Sun | Dec 1, 2024

PM Deplores Clarendon Murder

Published:Friday | April 17, 2015 | 3:17 PMGlenroy Sinclair
Commissioner of Police Dr. Carl Williams and other senior members of the police force on Wednesday visited the homes of the three young boys and an adult who was shot and killed by gunmen the Monymusk Housing Scheme in Clarendon.

WHILE TOP sleuths attached to the Clarendon Police Division continued yesterday, searching for clues to apprehend the perpetrators of the heart-wrenching killings of three teenage boys and an adult male, at the Monymusk Housing Scheme Wednesday night, preliminary investigation is suggesting that it could be related to a previous incident.

"We are theorising that it could be a reprisal. These were innocent teenagers who didn't do anybody anything. They were just at the wrong place at the wrong time. The police have a significant role to play, but residents know who the killers are and we don't know who next the killers are going to turn the gun on. I am imploring the residents to come forward and talk to us," head of the Criminal Investigation Branch (CIB), Assistant Commissioner Ealan Powell, told The Gleaner yesterday.

He further stressed that, as a community, the residents must unite against the gangsters, who had no regard for life, and sought to create havoc and mayhem in the society.

Speaking with The Gleaner yesterday, a member of the Clarendon Police Division said, while the two persons taken into custody remained behind bars, two statements have subsequently been collected from two separate persons.

In the meantime, in a press release issued yesterday, Prime Minister Portia Simpson Miller joined the police in urging the residents to cooperate with the investigators.

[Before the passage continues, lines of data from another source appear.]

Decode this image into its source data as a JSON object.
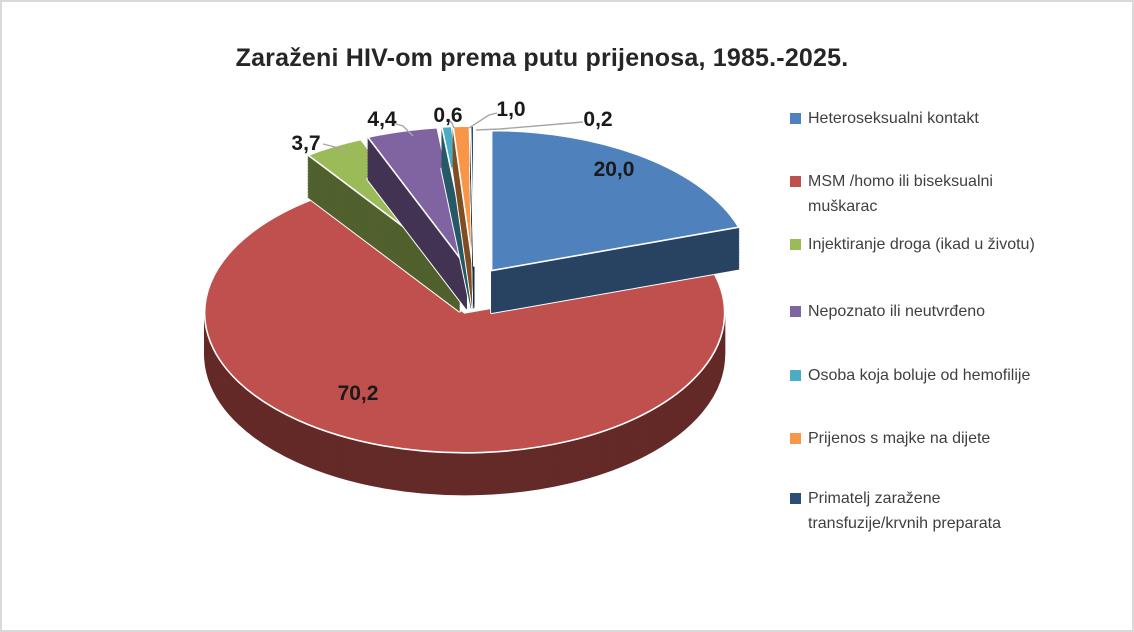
{
  "window": {
    "background": "#FFFFFF",
    "border_color": "#D9D9D9"
  },
  "title": "Zaraženi HIV-om prema putu prijenosa, 1985.-2025.",
  "chart_data": {
    "type": "pie",
    "style": "3d-exploded",
    "title": "Zaraženi HIV-om prema putu prijenosa, 1985.-2025.",
    "unit": "percent",
    "start_angle_deg": 0,
    "direction": "clockwise",
    "legend_position": "right",
    "label_decimal_separator": ",",
    "slices": [
      {
        "label": "Heteroseksualni kontakt",
        "legend_label": "Heteroseksualni kontakt",
        "value": 20.0,
        "value_label": "20,0",
        "color": "#4F81BD"
      },
      {
        "label": "MSM /homo ili biseksualni muškarac",
        "legend_label": "MSM /homo ili biseksualni\nmuškarac",
        "value": 70.2,
        "value_label": "70,2",
        "color": "#C0504D"
      },
      {
        "label": "Injektiranje droga (ikad u životu)",
        "legend_label": "Injektiranje droga (ikad u životu)",
        "value": 3.7,
        "value_label": "3,7",
        "color": "#9BBB59"
      },
      {
        "label": "Nepoznato ili neutvrđeno",
        "legend_label": "Nepoznato ili neutvrđeno",
        "value": 4.4,
        "value_label": "4,4",
        "color": "#8064A2"
      },
      {
        "label": "Osoba koja boluje od hemofilije",
        "legend_label": "Osoba koja boluje od hemofilije",
        "value": 0.6,
        "value_label": "0,6",
        "color": "#4BACC6"
      },
      {
        "label": "Prijenos s majke na dijete",
        "legend_label": "Prijenos s majke na dijete",
        "value": 1.0,
        "value_label": "1,0",
        "color": "#F79646"
      },
      {
        "label": "Primatelj zaražene transfuzije/krvnih preparata",
        "legend_label": "Primatelj zaražene\ntransfuzije/krvnih preparata",
        "value": 0.2,
        "value_label": "0,2",
        "color": "#2C4D75"
      }
    ],
    "data_label_color": "#1A1A1A",
    "leader_line_color": "#A6A6A6"
  }
}
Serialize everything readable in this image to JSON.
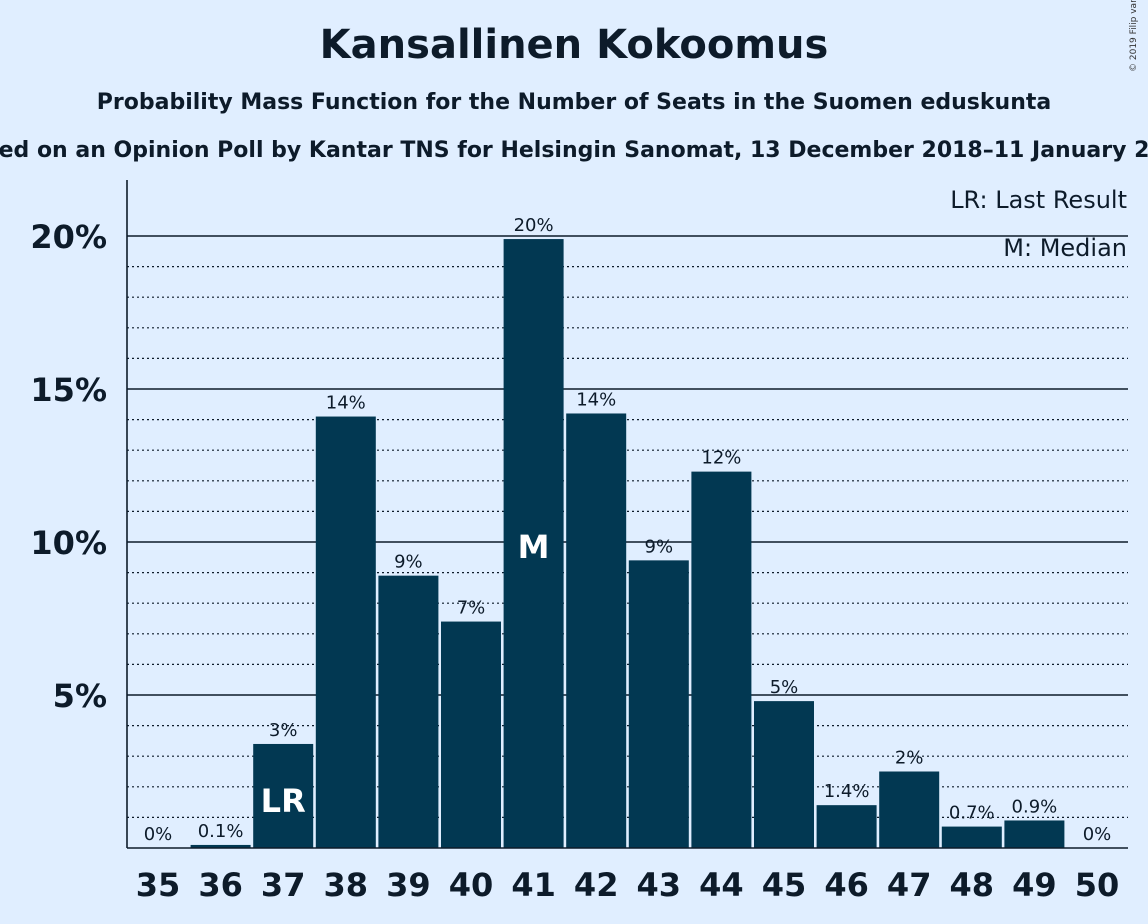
{
  "copyright": "© 2019 Filip van Laenen",
  "chart_data": {
    "type": "bar",
    "title": "Kansallinen Kokoomus",
    "subtitle": "Probability Mass Function for the Number of Seats in the Suomen eduskunta",
    "subtitle2": "ed on an Opinion Poll by Kantar TNS for Helsingin Sanomat, 13 December 2018–11 January 2",
    "categories": [
      "35",
      "36",
      "37",
      "38",
      "39",
      "40",
      "41",
      "42",
      "43",
      "44",
      "45",
      "46",
      "47",
      "48",
      "49",
      "50"
    ],
    "values": [
      0,
      0.1,
      3.4,
      14.1,
      8.9,
      7.4,
      19.9,
      14.2,
      9.4,
      12.3,
      4.8,
      1.4,
      2.5,
      0.7,
      0.9,
      0
    ],
    "data_labels": [
      "0%",
      "0.1%",
      "3%",
      "14%",
      "9%",
      "7%",
      "20%",
      "14%",
      "9%",
      "12%",
      "5%",
      "1.4%",
      "2%",
      "0.7%",
      "0.9%",
      "0%"
    ],
    "ylim": [
      0,
      20
    ],
    "yticks": [
      5,
      10,
      15,
      20
    ],
    "ytick_labels": [
      "5%",
      "10%",
      "15%",
      "20%"
    ],
    "minor_grid_step": 1,
    "bar_color": "#023852",
    "last_result": {
      "category": "37",
      "label": "LR"
    },
    "median": {
      "category": "41",
      "label": "M"
    },
    "legend": [
      "LR: Last Result",
      "M: Median"
    ]
  }
}
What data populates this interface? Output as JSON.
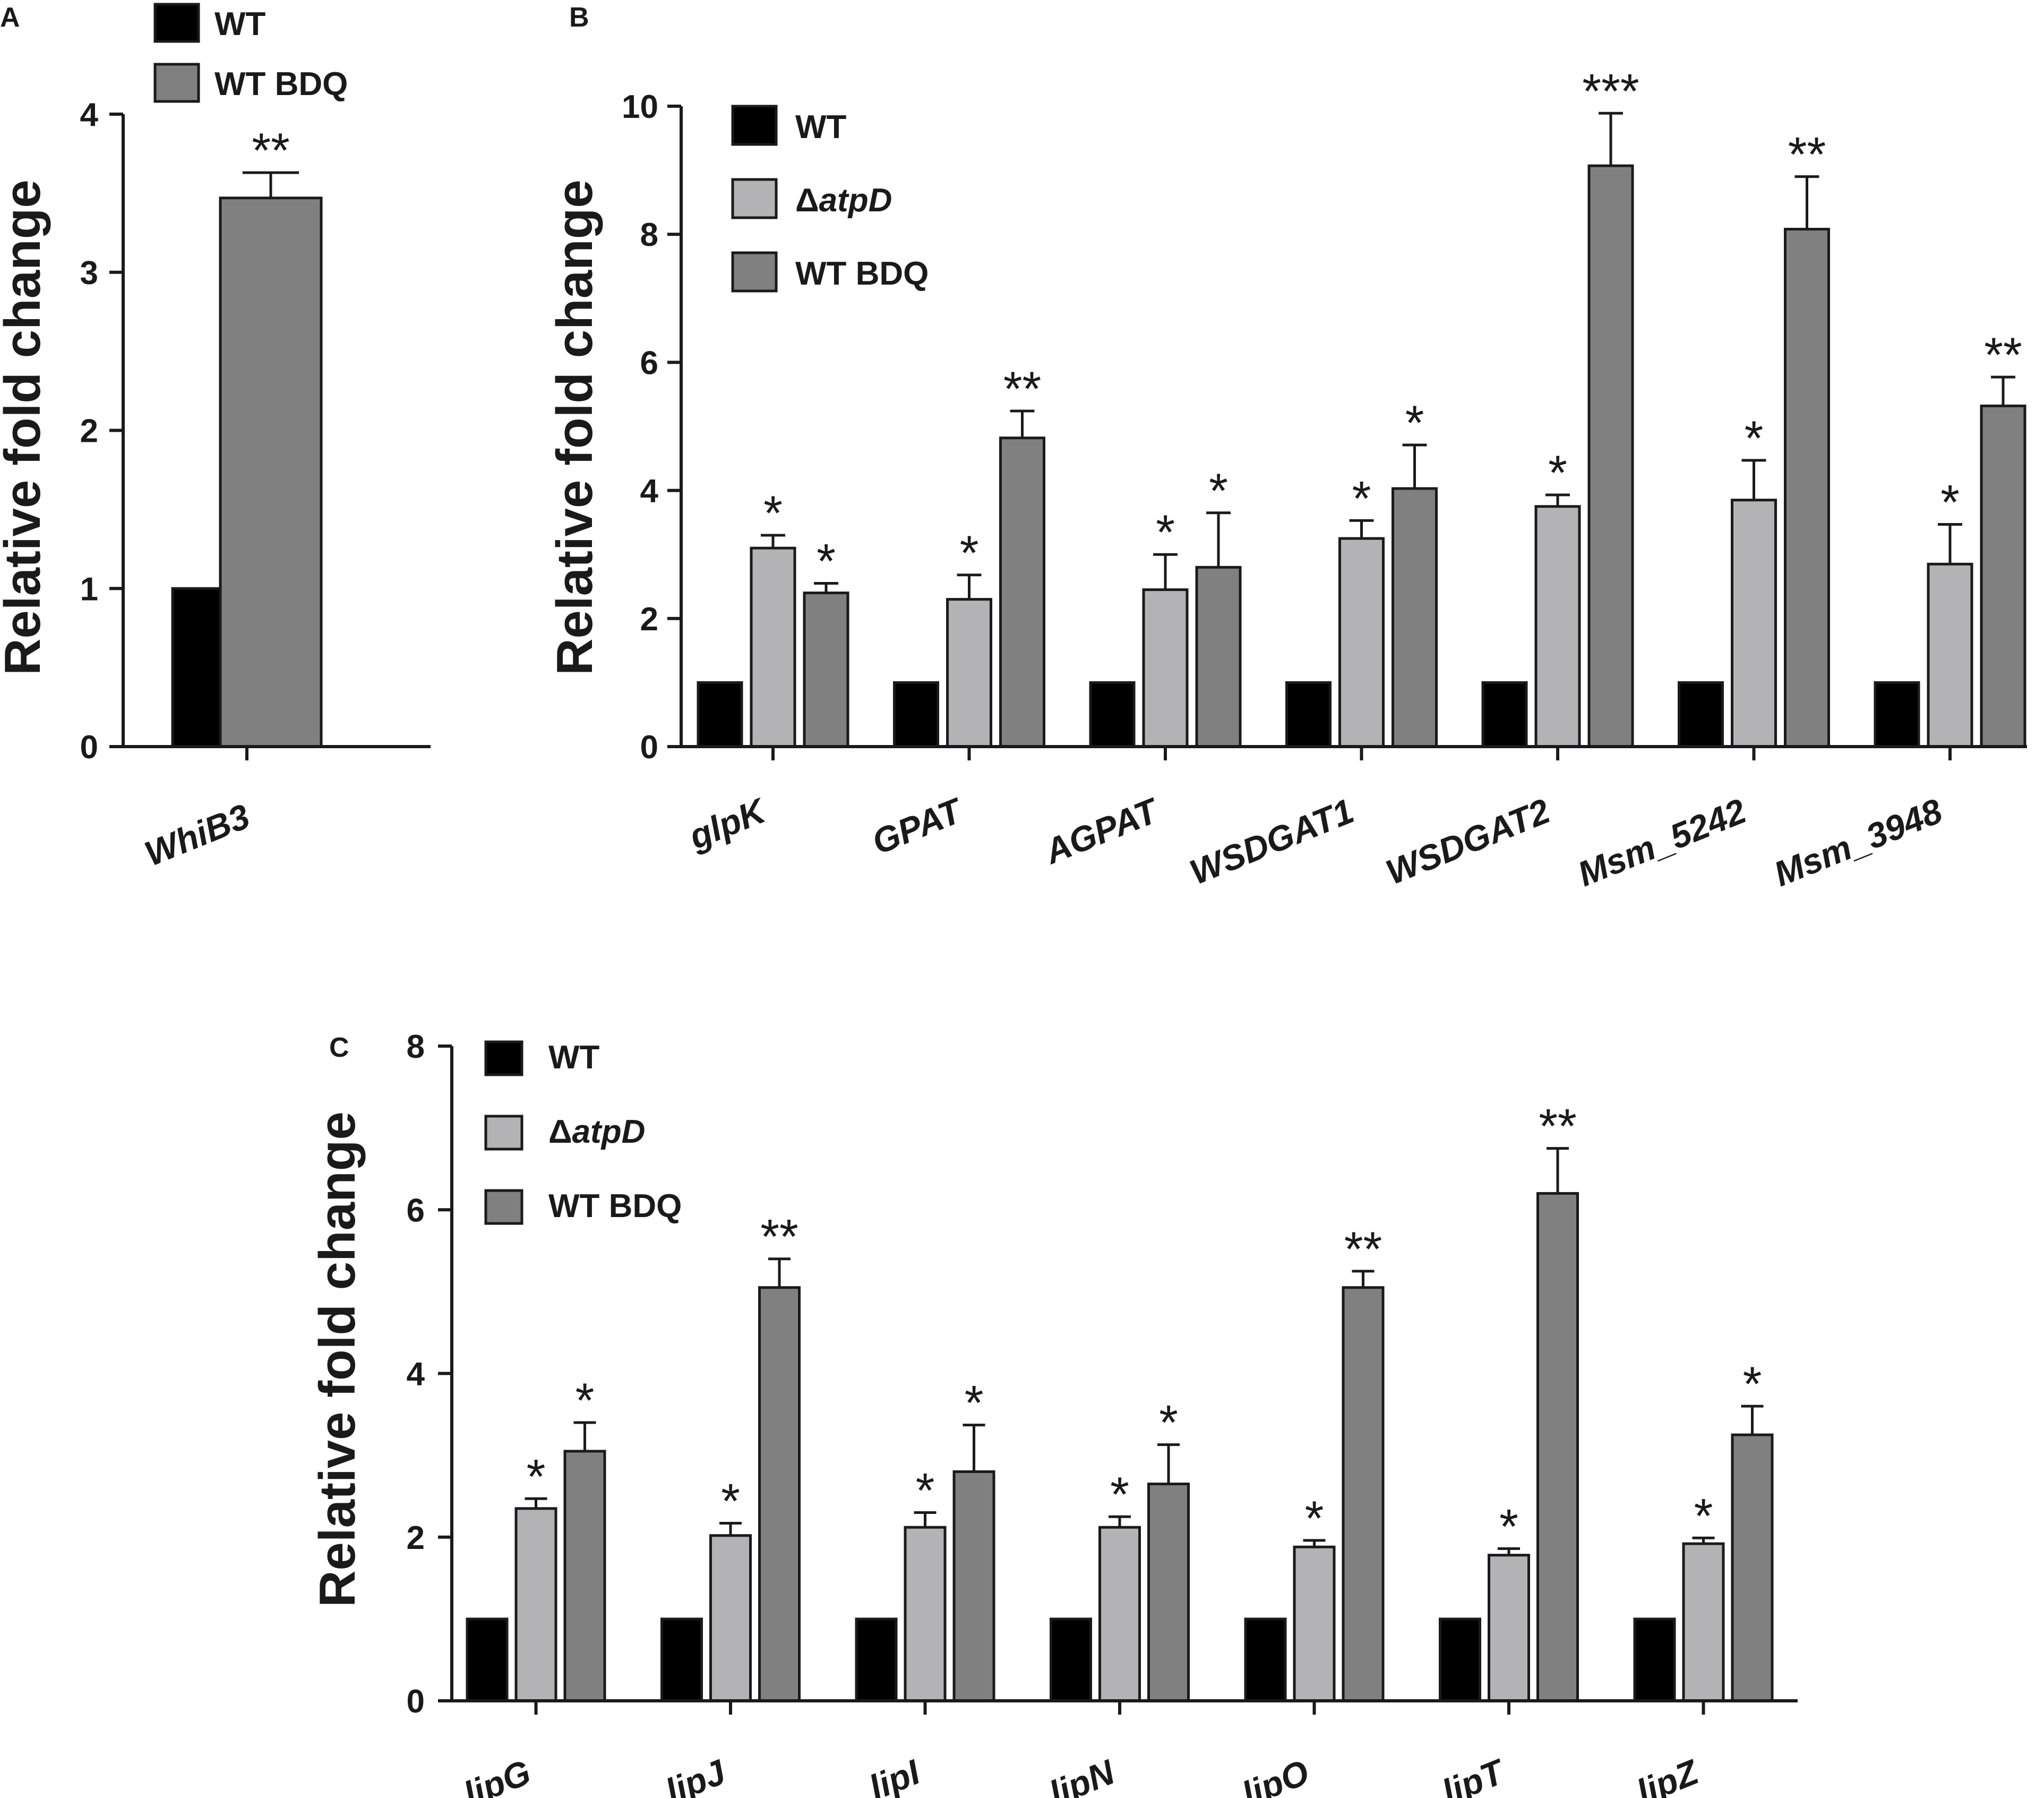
{
  "colors": {
    "WT": "#000000",
    "atpD": "#b3b3b6",
    "WT_BDQ": "#808080"
  },
  "chart_data": [
    {
      "panel": "A",
      "type": "bar",
      "ylabel": "Relative fold change",
      "ylim": [
        0,
        4
      ],
      "yticks": [
        "0",
        "1",
        "2",
        "3",
        "4"
      ],
      "legend": [
        {
          "key": "WT",
          "label": "WT"
        },
        {
          "key": "WT_BDQ",
          "label": "WT BDQ"
        }
      ],
      "categories": [
        "WhiB3"
      ],
      "series": [
        {
          "name": "WT",
          "key": "WT",
          "values": [
            1.0
          ],
          "errors": [
            0
          ],
          "sig": [
            ""
          ]
        },
        {
          "name": "WT BDQ",
          "key": "WT_BDQ",
          "values": [
            3.47
          ],
          "errors": [
            0.16
          ],
          "sig": [
            "**"
          ]
        }
      ]
    },
    {
      "panel": "B",
      "type": "bar",
      "ylabel": "Relative fold change",
      "ylim": [
        0,
        10
      ],
      "yticks": [
        "0",
        "2",
        "4",
        "6",
        "8",
        "10"
      ],
      "legend": [
        {
          "key": "WT",
          "label": "WT",
          "delta": "",
          "italic": ""
        },
        {
          "key": "atpD",
          "label": "",
          "delta": "Δ",
          "italic": "atpD"
        },
        {
          "key": "WT_BDQ",
          "label": "WT BDQ",
          "delta": "",
          "italic": ""
        }
      ],
      "categories": [
        "glpK",
        "GPAT",
        "AGPAT",
        "WSDGAT1",
        "WSDGAT2",
        "Msm_5242",
        "Msm_3948"
      ],
      "series": [
        {
          "name": "WT",
          "key": "WT",
          "values": [
            1,
            1,
            1,
            1,
            1,
            1,
            1
          ],
          "errors": [
            0,
            0,
            0,
            0,
            0,
            0,
            0
          ],
          "sig": [
            "",
            "",
            "",
            "",
            "",
            "",
            ""
          ]
        },
        {
          "name": "ΔatpD",
          "key": "atpD",
          "values": [
            3.1,
            2.3,
            2.45,
            3.25,
            3.75,
            3.85,
            2.85
          ],
          "errors": [
            0.2,
            0.38,
            0.55,
            0.28,
            0.18,
            0.62,
            0.62
          ],
          "sig": [
            "*",
            "*",
            "*",
            "*",
            "*",
            "*",
            "*"
          ]
        },
        {
          "name": "WT BDQ",
          "key": "WT_BDQ",
          "values": [
            2.4,
            4.82,
            2.8,
            4.03,
            9.07,
            8.08,
            5.32
          ],
          "errors": [
            0.15,
            0.42,
            0.85,
            0.68,
            0.82,
            0.82,
            0.45
          ],
          "sig": [
            "*",
            "**",
            "*",
            "*",
            "***",
            "**",
            "**"
          ]
        }
      ]
    },
    {
      "panel": "C",
      "type": "bar",
      "ylabel": "Relative fold change",
      "ylim": [
        0,
        8
      ],
      "yticks": [
        "0",
        "2",
        "4",
        "6",
        "8"
      ],
      "legend": [
        {
          "key": "WT",
          "label": "WT",
          "delta": "",
          "italic": ""
        },
        {
          "key": "atpD",
          "label": "",
          "delta": "Δ",
          "italic": "atpD"
        },
        {
          "key": "WT_BDQ",
          "label": "WT BDQ",
          "delta": "",
          "italic": ""
        }
      ],
      "categories": [
        "lipG",
        "lipJ",
        "lipI",
        "lipN",
        "lipO",
        "lipT",
        "lipZ"
      ],
      "series": [
        {
          "name": "WT",
          "key": "WT",
          "values": [
            1,
            1,
            1,
            1,
            1,
            1,
            1
          ],
          "errors": [
            0,
            0,
            0,
            0,
            0,
            0,
            0
          ],
          "sig": [
            "",
            "",
            "",
            "",
            "",
            "",
            ""
          ]
        },
        {
          "name": "ΔatpD",
          "key": "atpD",
          "values": [
            2.35,
            2.02,
            2.12,
            2.12,
            1.88,
            1.78,
            1.92
          ],
          "errors": [
            0.12,
            0.15,
            0.18,
            0.13,
            0.08,
            0.08,
            0.07
          ],
          "sig": [
            "*",
            "*",
            "*",
            "*",
            "*",
            "*",
            "*"
          ]
        },
        {
          "name": "WT BDQ",
          "key": "WT_BDQ",
          "values": [
            3.05,
            5.05,
            2.8,
            2.65,
            5.05,
            6.2,
            3.25
          ],
          "errors": [
            0.35,
            0.35,
            0.57,
            0.48,
            0.2,
            0.55,
            0.35
          ],
          "sig": [
            "*",
            "**",
            "*",
            "*",
            "**",
            "**",
            "*"
          ]
        }
      ]
    }
  ]
}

"I extend my sympathies to the parents and relatives of those children and the adult who lost their lives so tragically to criminals," the prime minister was quoted in the release.

violence against children

She said all Jamaicans must deplore the heart-rending violence that continues to be unleashed against children, who are the future of the nation.

"What have we become as a society, when we hurt and kill the children, who are the future of our nation?" the prime minister asked.

"This senseless murder of three young boys and an adult on Wednesday night in the Monymusk Housing Scheme at Hayes in Clarendon is the most recent example of how depraved the criminal elements in our society have become," Simpson Miller said.

"My heart is full of sadness that such wickedness has become part of the Jamaican reality," she added.

Meanwhile, the prime minister is calling on leaders at every level and all decent, law-abiding Jamaicans to raise their voices and speak out against such evil and to continue social interventions by the Government, private sector and civil society to foster peace and security in communities across Jamaica.

Youth and Culture Minister Lisa Hanna said there is a clear disregard for the lives of the nation's children. "There is a clear lack of compassion and love towards each other. I am calling on everyone who has any information regarding (Wednesday) night's shootings to contact the police. We must recapture our communities from criminals," she declared.

The three teenage boys have been identified as 14-year-old Raymond Givans, a grade nine student of the Vere Technical High; Ricardo Briscoe, also 14 years old, of Garvey Maceo; and 16-year-old Alex Turner of Central High.

The fourth victim has been identified as Marquis Hamilton, a 35-year-old accounts clerk.